The Delaware Court of Chancery has rejected as unfair a proposed settlement in an investor suit challenging the compensation of Goldman Sachs Inc.'s non-employee directors, the latest in a string of cases taking a tougher stance on disclosure settlements.
Vice Chancellor Sam Glasscock III on Tuesday ruled that additional disclosures about its executive-pay plan did not provide enough benefit to a Goldman investor, who had agreed to release direct and derivative claims against the investment bank's directors.
"In return for a release of the monetary claims against them, the director defendants give up nothing," Glasscock wrote in a 12-page memorandum opinion.
Plaintiff Shiva Stein sued the bank last year, claiming that the board members had approved an excessive stock incentive plan for themselves and failed to provide sufficient details to investors.
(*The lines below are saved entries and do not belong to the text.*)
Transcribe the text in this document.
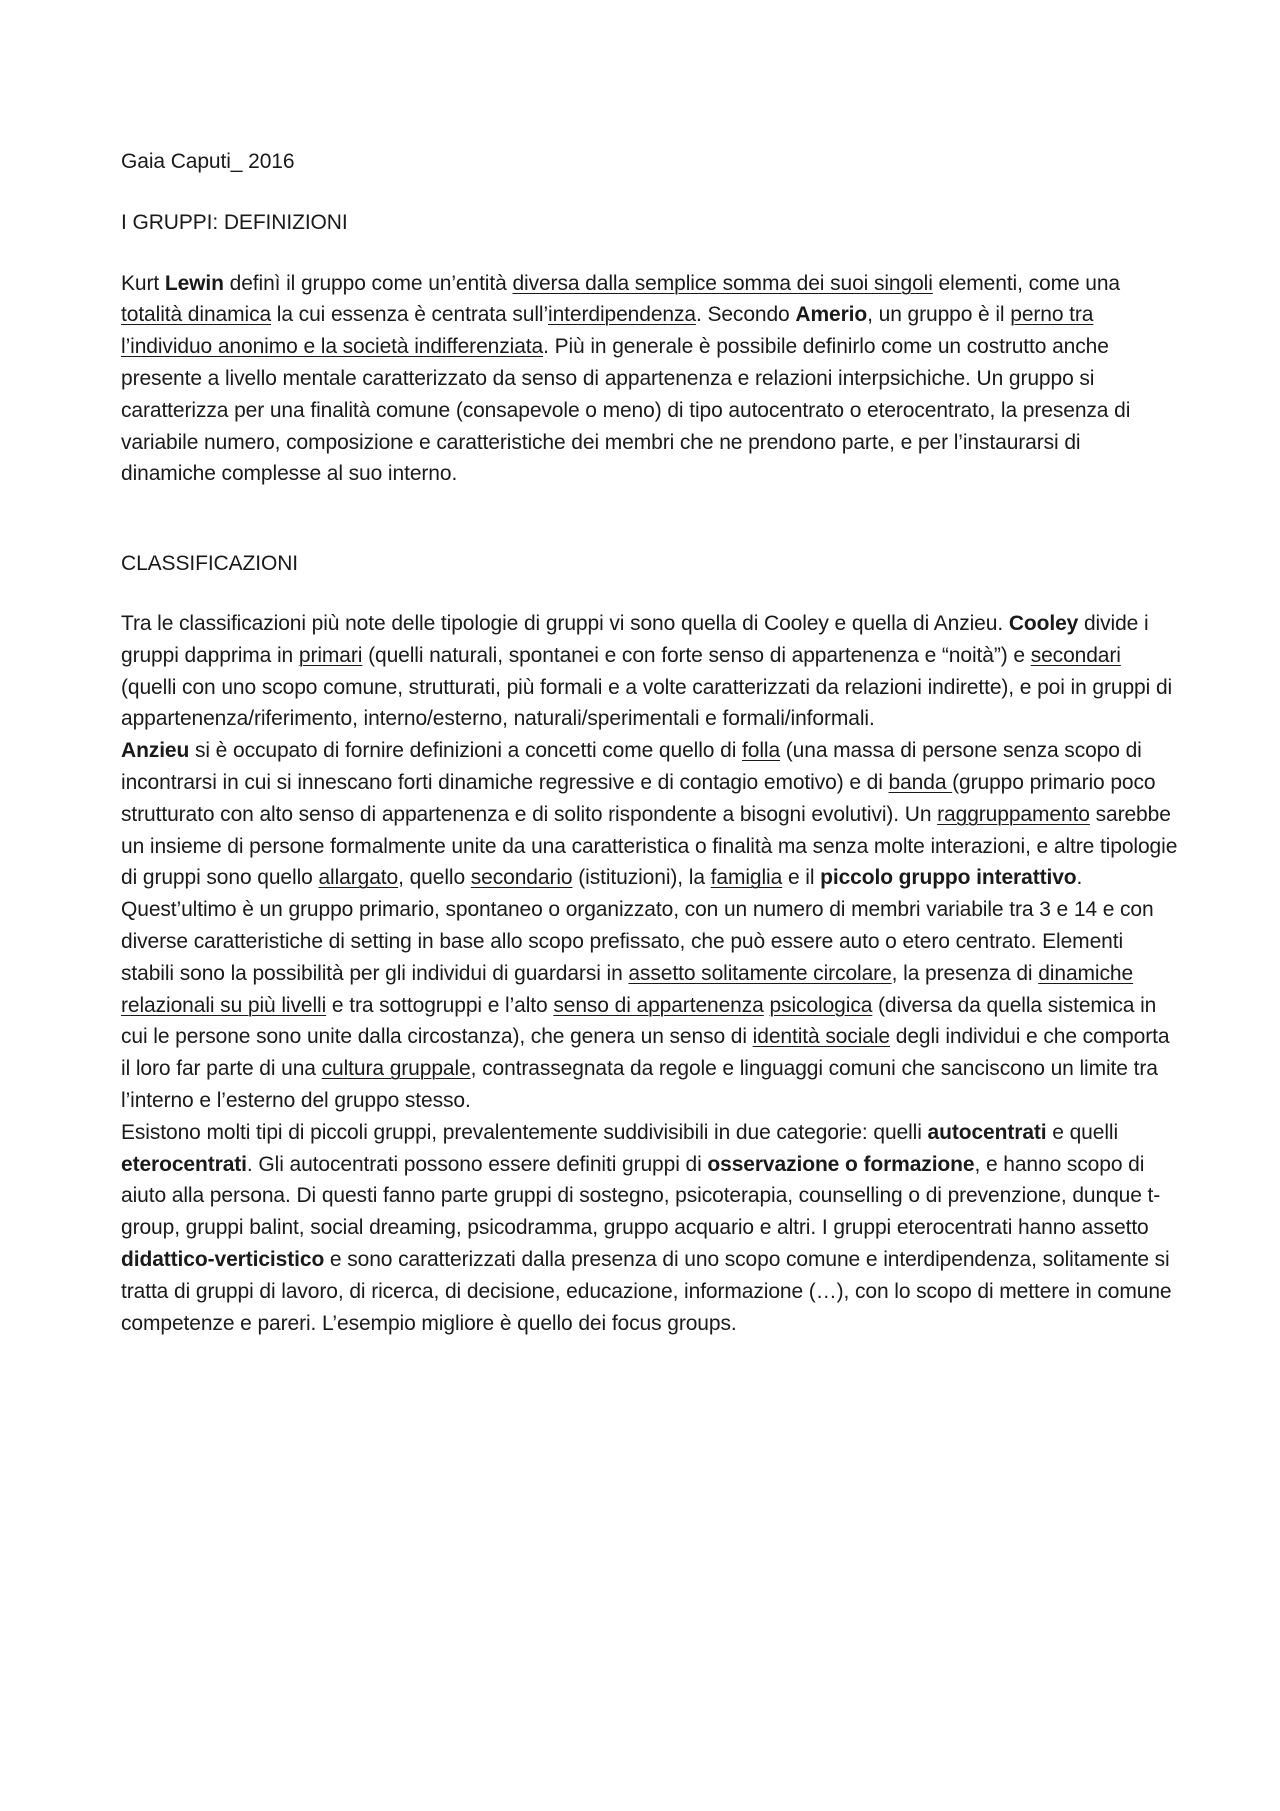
Gaia Caputi_ 2016

I GRUPPI: DEFINIZIONI

Kurt Lewin definì il gruppo come un’entità diversa dalla semplice somma dei suoi singoli elementi, come una totalità dinamica la cui essenza è centrata sull’interdipendenza. Secondo Amerio, un gruppo è il perno tra l’individuo anonimo e la società indifferenziata. Più in generale è possibile definirlo come un costrutto anche presente a livello mentale caratterizzato da senso di appartenenza e relazioni interpsichiche. Un gruppo si caratterizza per una finalità comune (consapevole o meno) di tipo autocentrato o eterocentrato, la presenza di variabile numero, composizione e caratteristiche dei membri che ne prendono parte, e per l’instaurarsi di dinamiche complesse al suo interno.

CLASSIFICAZIONI

Tra le classificazioni più note delle tipologie di gruppi vi sono quella di Cooley e quella di Anzieu. Cooley divide i gruppi dapprima in primari (quelli naturali, spontanei e con forte senso di appartenenza e “noità”) e secondari (quelli con uno scopo comune, strutturati, più formali e a volte caratterizzati da relazioni indirette), e poi in gruppi di appartenenza/riferimento, interno/esterno, naturali/sperimentali e formali/informali.

Anzieu si è occupato di fornire definizioni a concetti come quello di folla (una massa di persone senza scopo di incontrarsi in cui si innescano forti dinamiche regressive e di contagio emotivo) e di banda (gruppo primario poco strutturato con alto senso di appartenenza e di solito rispondente a bisogni evolutivi). Un raggruppamento sarebbe un insieme di persone formalmente unite da una caratteristica o finalità ma senza molte interazioni, e altre tipologie di gruppi sono quello allargato, quello secondario (istituzioni), la famiglia e il piccolo gruppo interattivo.

Quest’ultimo è un gruppo primario, spontaneo o organizzato, con un numero di membri variabile tra 3 e 14 e con diverse caratteristiche di setting in base allo scopo prefissato, che può essere auto o etero centrato. Elementi stabili sono la possibilità per gli individui di guardarsi in assetto solitamente circolare, la presenza di dinamiche relazionali su più livelli e tra sottogruppi e l’alto senso di appartenenza psicologica (diversa da quella sistemica in cui le persone sono unite dalla circostanza), che genera un senso di identità sociale degli individui e che comporta il loro far parte di una cultura gruppale, contrassegnata da regole e linguaggi comuni che sanciscono un limite tra l’interno e l’esterno del gruppo stesso.

Esistono molti tipi di piccoli gruppi, prevalentemente suddivisibili in due categorie: quelli autocentrati e quelli eterocentrati. Gli autocentrati possono essere definiti gruppi di osservazione o formazione, e hanno scopo di aiuto alla persona. Di questi fanno parte gruppi di sostegno, psicoterapia, counselling o di prevenzione, dunque t-group, gruppi balint, social dreaming, psicodramma, gruppo acquario e altri. I gruppi eterocentrati hanno assetto didattico-verticistico e sono caratterizzati dalla presenza di uno scopo comune e interdipendenza, solitamente si tratta di gruppi di lavoro, di ricerca, di decisione, educazione, informazione (…), con lo scopo di mettere in comune competenze e pareri. L’esempio migliore è quello dei focus groups.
After briefing the directors' motion to dismiss the case, both sides agreed in March to a settlement that granted a broad release of claims in exchange for disclosures and a promise to continue practices already in place regarding executive compensation for at least three years.
Stein said that the reforms would bring Goldman in line with federal regulations that would allow the bank to claim $1.4 billion in tax benefits.
However, Fordham University law professor Sean J. Griffith objected to the settlement, arguing that the release was overly broad and that the concessions from the company provided no real benefit to investors. In response, the parties agreed to limit the released claims to breaches of fiduciary or disclosure duties and to narrow the scope of the release to exclude "unknown, foreign antitrust claims."
But Glasscock said on Tuesday that, while Goldman's disclosures and "acts of corporate hygiene may provide some value, they were unrelated to the derivative claims for damages and disgorgement underlying Stein's suit.
"I do not find it reasonable to approve a settlement that effectively resolves direct claims belonging to the plaintiff in return for voiding potentially-meritorious monetary causes of action belonging to the company," he said. "Therefore, I cannot approve the proposed settlement."
The directors' motion to dismiss the suit remains pending.
The ruling fit within a line of cases dating back to late 2015, in which the Chancery Court has cracked down on settlements that resolve investor lawsuits by providing additional information, but not monetary compensation, to the plaintiffs.
Griffith, director of the Fordham Corporate Law Center, had opposed a settlement agreement the case In re Riverbed Technology Stockholders Litigation in 2015, which earned him a modest award for attorney fees, even though the settlement was later approved. He also acted as amicus curiae in the the landmark In re Trulia Stockholder Litigation case, which outlined new standards for evaluating the "give" and "get" of disclosure settlements.
Both Glasscock and Chancery Court Chancellor Andre G. Bouchard have credited Griffith with helping to shape the court's thinking when it comes to evaluating the settlements.
Attorneys for Stein and the Goldman directors were not immediately available to comment on Wednesday.
Stein is represented by Brian E. Farnan, Michael J. Farnan and Rosemary J. Piergiovanni of Farnan LLP.
The director defendants are represented by Kevin G. Abrams, J. Peter Shindel Jr. and Matthew L. Miller of Abrams & Bayliss.
The case is captioned Stein v. Blankfein.